La formula della longevità: mangiare meno e mangiare solo in determinati orari

Lo studio

La formula della longevità: mangiare meno e mangiare solo in determinati orari

50422913696_b613c6fe8c_k.jpg

Immagine: Marco Verch Professional Photographer / Flickr
di redazione
Un esperimento sui topi dimostra che ridurre le calorie aumenta la durata della vita del 10%. Ma aggiungendo la regola di mangiare solo nelle fasi di attività della giornata (per i topi di notte), la durata della vita aumenta del 35%. Non è detto che il regime combinato serva a dimagrire

La regola è semplice, ma difficile da seguire. Il segreto della longevità è tanto banale, quanto gravoso: mangiare meno. Togliere calorie vuol dire aggiungere anni di vita. E va ancora meglio se oltre a ridurre la quantità di cibo, si presta attenzione all’orario dei pasti. 

In sostanza bisognerebbe mangiare nelle fasi attive della giornata e astenersi dal cibo in quelle dedicate al riposo. 

I vantaggi della combinazione tra timing e restrizione sono emersi on maniera evidente in una serie di esperimenti su centinaia di topi condotti per oltre quattro anni i cui risultati sono stati pubblicati su Science

Alcuni topi potevano mangiare quanto volevano, mentre altri seguivano una dieta con il 30-40 percento di calorie in meno di quella tradizionale. E gli esemplari che seguivano le diete ipocaloriche mangiavano a orari diversi, alcuni di giorno, altri di notte. I ricercatori dell’Howard Hughes Medical Institute guidati da Joseph Takahashi hanno scoperto che i topi alimentati con una dieta ipocalorica di notte, che corrisponde alla fase del giorno attiva per i roditori, lungo un periodo di 2 o 12 ore, vivevano più a lungo.

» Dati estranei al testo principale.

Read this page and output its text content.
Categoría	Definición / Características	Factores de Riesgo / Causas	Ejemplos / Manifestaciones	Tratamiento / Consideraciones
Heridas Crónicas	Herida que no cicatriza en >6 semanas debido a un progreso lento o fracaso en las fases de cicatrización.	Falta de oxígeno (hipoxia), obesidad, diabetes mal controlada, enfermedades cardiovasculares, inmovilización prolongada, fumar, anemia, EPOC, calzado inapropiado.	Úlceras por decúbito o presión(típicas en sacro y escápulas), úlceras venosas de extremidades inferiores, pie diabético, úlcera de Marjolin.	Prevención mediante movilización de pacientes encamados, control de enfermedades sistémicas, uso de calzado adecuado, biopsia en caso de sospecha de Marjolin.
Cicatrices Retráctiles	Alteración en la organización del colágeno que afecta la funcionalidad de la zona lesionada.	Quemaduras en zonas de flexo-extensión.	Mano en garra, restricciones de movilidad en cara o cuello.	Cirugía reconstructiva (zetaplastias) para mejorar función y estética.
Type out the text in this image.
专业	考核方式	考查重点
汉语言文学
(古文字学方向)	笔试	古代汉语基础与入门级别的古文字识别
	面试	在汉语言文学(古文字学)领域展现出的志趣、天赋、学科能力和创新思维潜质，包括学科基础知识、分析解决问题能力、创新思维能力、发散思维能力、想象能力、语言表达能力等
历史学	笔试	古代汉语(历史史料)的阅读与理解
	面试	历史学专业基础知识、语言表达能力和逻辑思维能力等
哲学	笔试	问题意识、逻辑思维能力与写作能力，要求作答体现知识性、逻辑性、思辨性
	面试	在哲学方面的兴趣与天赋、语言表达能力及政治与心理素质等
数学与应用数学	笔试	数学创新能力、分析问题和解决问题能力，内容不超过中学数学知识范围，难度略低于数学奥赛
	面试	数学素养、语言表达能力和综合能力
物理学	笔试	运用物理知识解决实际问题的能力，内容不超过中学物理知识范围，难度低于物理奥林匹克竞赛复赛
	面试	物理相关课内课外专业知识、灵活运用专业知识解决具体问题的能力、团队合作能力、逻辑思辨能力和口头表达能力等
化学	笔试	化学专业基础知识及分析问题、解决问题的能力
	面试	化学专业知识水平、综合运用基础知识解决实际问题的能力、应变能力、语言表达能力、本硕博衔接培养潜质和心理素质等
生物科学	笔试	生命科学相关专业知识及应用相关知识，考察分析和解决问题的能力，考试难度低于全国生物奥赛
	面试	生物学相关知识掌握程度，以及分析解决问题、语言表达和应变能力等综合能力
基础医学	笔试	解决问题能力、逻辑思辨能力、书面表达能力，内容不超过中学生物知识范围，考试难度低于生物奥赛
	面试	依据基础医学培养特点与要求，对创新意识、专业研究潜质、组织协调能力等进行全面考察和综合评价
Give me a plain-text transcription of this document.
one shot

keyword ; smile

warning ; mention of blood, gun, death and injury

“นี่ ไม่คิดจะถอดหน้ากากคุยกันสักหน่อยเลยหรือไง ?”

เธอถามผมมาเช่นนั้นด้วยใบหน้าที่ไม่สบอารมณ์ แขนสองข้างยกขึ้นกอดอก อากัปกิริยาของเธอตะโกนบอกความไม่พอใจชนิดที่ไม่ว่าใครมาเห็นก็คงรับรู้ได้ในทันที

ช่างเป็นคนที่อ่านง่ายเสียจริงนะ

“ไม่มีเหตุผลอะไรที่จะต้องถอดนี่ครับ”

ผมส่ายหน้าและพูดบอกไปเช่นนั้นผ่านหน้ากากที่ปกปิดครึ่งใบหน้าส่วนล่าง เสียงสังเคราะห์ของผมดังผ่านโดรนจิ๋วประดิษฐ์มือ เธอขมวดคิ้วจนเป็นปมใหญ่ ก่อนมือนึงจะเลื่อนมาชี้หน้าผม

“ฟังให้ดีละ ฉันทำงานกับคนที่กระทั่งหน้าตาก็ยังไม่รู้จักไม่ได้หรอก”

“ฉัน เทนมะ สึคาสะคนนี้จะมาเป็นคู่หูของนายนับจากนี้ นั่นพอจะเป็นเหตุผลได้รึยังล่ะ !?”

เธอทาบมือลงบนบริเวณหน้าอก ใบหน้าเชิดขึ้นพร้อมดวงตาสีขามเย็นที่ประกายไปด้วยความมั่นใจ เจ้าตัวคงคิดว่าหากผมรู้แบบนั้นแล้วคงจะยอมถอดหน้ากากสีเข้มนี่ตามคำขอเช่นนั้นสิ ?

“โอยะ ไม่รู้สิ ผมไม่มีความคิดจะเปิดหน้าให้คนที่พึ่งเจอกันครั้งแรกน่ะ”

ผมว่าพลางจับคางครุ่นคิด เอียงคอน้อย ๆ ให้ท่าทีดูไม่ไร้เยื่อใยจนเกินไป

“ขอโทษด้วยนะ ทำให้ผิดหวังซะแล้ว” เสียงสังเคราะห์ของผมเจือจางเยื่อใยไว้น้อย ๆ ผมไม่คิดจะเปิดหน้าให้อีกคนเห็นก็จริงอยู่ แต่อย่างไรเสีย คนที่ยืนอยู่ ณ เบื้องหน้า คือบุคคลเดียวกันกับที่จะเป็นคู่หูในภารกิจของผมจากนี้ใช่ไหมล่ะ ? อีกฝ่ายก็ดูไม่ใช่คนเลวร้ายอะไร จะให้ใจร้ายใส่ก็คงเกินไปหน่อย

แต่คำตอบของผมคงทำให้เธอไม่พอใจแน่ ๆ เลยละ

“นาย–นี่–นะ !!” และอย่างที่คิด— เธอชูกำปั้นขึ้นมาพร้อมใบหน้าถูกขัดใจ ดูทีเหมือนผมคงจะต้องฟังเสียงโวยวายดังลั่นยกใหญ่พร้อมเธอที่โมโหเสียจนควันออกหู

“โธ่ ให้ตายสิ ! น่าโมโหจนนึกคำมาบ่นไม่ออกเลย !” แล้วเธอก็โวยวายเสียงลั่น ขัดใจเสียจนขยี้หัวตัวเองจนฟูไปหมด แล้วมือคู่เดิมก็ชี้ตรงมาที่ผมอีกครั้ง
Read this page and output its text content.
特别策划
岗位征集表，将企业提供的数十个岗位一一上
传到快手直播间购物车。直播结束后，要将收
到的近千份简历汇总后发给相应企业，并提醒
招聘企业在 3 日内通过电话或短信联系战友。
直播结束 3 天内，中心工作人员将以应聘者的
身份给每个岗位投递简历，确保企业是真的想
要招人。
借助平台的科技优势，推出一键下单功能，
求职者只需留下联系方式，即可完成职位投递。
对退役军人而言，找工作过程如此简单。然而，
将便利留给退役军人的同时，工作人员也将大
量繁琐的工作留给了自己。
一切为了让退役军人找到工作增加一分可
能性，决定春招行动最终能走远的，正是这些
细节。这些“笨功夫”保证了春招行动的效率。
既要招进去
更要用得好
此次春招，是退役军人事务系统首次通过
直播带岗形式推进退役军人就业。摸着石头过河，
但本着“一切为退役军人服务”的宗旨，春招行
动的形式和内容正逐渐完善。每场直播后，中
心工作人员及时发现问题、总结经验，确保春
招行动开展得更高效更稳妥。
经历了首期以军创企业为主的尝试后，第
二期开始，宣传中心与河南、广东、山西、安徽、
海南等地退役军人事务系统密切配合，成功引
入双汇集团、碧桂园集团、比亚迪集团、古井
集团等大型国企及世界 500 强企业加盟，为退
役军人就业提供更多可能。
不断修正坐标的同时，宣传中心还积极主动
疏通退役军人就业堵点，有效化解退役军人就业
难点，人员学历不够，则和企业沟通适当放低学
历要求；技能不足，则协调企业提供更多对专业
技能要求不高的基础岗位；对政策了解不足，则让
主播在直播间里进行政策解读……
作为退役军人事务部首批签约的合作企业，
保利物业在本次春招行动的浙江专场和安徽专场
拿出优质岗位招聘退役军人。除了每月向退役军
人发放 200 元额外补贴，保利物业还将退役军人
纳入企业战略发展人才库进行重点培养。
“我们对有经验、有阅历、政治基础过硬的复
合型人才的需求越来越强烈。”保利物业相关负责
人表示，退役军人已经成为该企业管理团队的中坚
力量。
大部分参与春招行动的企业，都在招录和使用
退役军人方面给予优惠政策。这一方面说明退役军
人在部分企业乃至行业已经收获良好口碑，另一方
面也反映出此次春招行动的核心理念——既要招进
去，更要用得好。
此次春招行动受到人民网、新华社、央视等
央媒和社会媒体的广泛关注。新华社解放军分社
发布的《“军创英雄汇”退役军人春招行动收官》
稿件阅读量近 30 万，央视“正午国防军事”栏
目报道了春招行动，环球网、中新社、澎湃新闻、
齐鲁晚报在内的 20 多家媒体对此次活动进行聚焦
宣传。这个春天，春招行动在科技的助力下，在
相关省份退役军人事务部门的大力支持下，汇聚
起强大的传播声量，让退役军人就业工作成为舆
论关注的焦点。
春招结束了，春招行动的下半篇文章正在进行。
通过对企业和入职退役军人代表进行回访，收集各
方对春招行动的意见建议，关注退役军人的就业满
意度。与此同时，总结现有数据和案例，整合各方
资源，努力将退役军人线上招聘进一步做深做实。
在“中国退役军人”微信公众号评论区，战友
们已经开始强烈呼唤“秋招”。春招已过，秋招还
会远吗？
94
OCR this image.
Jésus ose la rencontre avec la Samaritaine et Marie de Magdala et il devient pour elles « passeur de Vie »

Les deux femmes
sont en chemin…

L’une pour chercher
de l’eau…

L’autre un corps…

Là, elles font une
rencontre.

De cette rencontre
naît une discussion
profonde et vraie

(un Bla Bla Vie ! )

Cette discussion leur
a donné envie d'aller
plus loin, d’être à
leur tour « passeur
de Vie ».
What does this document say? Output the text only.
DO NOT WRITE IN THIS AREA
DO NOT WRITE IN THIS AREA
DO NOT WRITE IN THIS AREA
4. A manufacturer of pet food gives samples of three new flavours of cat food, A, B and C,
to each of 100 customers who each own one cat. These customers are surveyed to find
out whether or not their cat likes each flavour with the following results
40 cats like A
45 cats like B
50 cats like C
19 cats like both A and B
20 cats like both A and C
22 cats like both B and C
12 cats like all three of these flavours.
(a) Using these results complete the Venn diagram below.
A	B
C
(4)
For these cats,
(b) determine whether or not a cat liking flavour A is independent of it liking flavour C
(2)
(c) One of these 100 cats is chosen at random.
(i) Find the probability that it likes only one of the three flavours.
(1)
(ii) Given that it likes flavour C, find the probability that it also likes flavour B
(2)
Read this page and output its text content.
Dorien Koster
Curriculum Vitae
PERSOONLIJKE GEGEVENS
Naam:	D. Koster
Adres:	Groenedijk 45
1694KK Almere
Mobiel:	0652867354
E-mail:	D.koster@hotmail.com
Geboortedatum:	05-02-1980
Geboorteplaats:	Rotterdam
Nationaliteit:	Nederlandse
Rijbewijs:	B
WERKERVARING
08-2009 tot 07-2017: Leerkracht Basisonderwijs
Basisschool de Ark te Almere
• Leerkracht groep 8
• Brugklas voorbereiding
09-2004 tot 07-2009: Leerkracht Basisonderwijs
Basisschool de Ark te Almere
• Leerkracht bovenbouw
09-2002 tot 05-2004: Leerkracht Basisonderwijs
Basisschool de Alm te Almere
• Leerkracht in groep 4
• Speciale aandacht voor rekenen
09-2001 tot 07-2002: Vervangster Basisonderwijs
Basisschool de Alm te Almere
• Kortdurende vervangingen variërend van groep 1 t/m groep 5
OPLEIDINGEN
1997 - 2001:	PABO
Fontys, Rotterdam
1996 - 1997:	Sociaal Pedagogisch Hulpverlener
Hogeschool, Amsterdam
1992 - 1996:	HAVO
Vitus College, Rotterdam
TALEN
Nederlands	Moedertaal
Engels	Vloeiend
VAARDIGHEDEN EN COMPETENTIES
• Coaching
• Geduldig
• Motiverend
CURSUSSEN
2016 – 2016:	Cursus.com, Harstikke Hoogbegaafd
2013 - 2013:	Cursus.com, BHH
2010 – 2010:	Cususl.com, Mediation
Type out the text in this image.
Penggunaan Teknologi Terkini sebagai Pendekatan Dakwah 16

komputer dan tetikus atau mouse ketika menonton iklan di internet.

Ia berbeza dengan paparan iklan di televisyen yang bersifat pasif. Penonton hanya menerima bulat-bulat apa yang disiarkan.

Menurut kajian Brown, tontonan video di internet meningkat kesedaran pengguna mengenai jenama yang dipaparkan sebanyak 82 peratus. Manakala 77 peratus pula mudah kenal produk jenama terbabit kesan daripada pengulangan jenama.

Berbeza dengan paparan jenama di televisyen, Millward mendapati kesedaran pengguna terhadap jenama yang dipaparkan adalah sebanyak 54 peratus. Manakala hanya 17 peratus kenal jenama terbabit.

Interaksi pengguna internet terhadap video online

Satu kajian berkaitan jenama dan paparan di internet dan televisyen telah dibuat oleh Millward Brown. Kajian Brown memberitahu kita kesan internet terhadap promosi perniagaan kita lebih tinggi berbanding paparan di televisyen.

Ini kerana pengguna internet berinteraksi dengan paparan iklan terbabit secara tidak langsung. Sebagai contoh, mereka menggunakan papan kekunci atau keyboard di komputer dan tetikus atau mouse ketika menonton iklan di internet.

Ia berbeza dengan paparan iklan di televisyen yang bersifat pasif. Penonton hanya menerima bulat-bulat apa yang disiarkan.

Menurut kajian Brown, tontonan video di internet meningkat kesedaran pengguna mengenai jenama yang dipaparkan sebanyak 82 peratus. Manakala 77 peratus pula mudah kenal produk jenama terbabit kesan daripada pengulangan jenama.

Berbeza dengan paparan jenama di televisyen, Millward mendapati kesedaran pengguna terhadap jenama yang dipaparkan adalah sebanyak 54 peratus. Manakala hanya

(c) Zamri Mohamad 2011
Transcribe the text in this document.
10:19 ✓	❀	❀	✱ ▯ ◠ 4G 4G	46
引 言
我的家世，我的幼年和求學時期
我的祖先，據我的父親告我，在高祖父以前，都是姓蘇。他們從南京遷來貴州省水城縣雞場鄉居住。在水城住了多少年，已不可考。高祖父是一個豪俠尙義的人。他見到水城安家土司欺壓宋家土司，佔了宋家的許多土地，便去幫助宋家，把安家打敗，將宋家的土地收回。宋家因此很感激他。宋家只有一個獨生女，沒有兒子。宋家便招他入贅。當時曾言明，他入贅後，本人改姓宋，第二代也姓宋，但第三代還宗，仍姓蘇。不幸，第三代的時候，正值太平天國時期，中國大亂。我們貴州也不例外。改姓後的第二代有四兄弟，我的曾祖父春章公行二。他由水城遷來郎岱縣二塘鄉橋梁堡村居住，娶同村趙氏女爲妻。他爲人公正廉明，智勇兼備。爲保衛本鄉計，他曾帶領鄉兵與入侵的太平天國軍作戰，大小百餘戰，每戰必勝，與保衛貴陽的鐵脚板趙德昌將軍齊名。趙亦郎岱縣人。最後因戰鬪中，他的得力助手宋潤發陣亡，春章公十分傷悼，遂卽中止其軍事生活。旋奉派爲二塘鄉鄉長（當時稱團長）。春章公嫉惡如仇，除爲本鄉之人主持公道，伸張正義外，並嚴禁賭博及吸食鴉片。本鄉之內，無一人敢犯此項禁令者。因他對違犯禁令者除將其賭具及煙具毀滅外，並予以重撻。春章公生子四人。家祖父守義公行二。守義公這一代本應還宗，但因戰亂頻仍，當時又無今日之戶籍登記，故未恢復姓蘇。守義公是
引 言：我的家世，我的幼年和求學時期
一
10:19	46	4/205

Con la sola riduzione delle calorie la durata della vita degli animali aumentava del 10 per cento. Ma fornendo i pasti esclusivamente nelle ore notturne, si otteneva un aumento della longevità del 35 per cento. Abbinando la dieta ipocalorica alla programmazione dei pasti, i topi hanno guadagnato ben nove mesi di vita in più su una durata media di vita di due anni. 

Ovviamente per gli esseri umani la pianificazione dei pasti dovrebbe essere invertita e il cibo andrebbe consumato nelle ore diurne. Non è detto, specificano i ricercatori, che la dieta cadenzata in base alle fasi della giornata serva per dimagrire. I benefici osservati nello studio riguardano la salute in generale più che il peso corporeo. Come già osservato in una lunga serie di sperimentazioni sugli animali, la restrizione calorica anche in questo caso ha procurato alcuni cambiamenti positivi:  un miglioramento della regolazione del glucosio, un abbassamento della pressione sanguigna e una riduzione dell’infiammazione. Ma gli effetti sembrano ancora più profondi: man mano che un animale, essere umano compreso, invecchia, i geni associati all'infiammazione tendono a diventare più attivi, mentre i geni che aiutano a regolare il metabolismo diventano meno attivi. Il nuovo studio dimostra che la restrizione calorica, specialmente se programmata in base alla fase di maggiore attività dei topi, contribuisce a compensare questi cambiamenti genetici tipici dell’invecchiamento. 

Gli scienziati sperano che scoprire nel dettaglio come la restrizione calorica influenzi l’orologio interno dell’organismo nel corso della vecchiaia possa aiutate a individuare nuovi modi per prolungare la vita in salute degli esseri umani. Una volta chiarito il processo, infatti, si potrebbero sviluppare dei farmaci in grado di ottenere gli stessi benefici della dieta ipocalorica.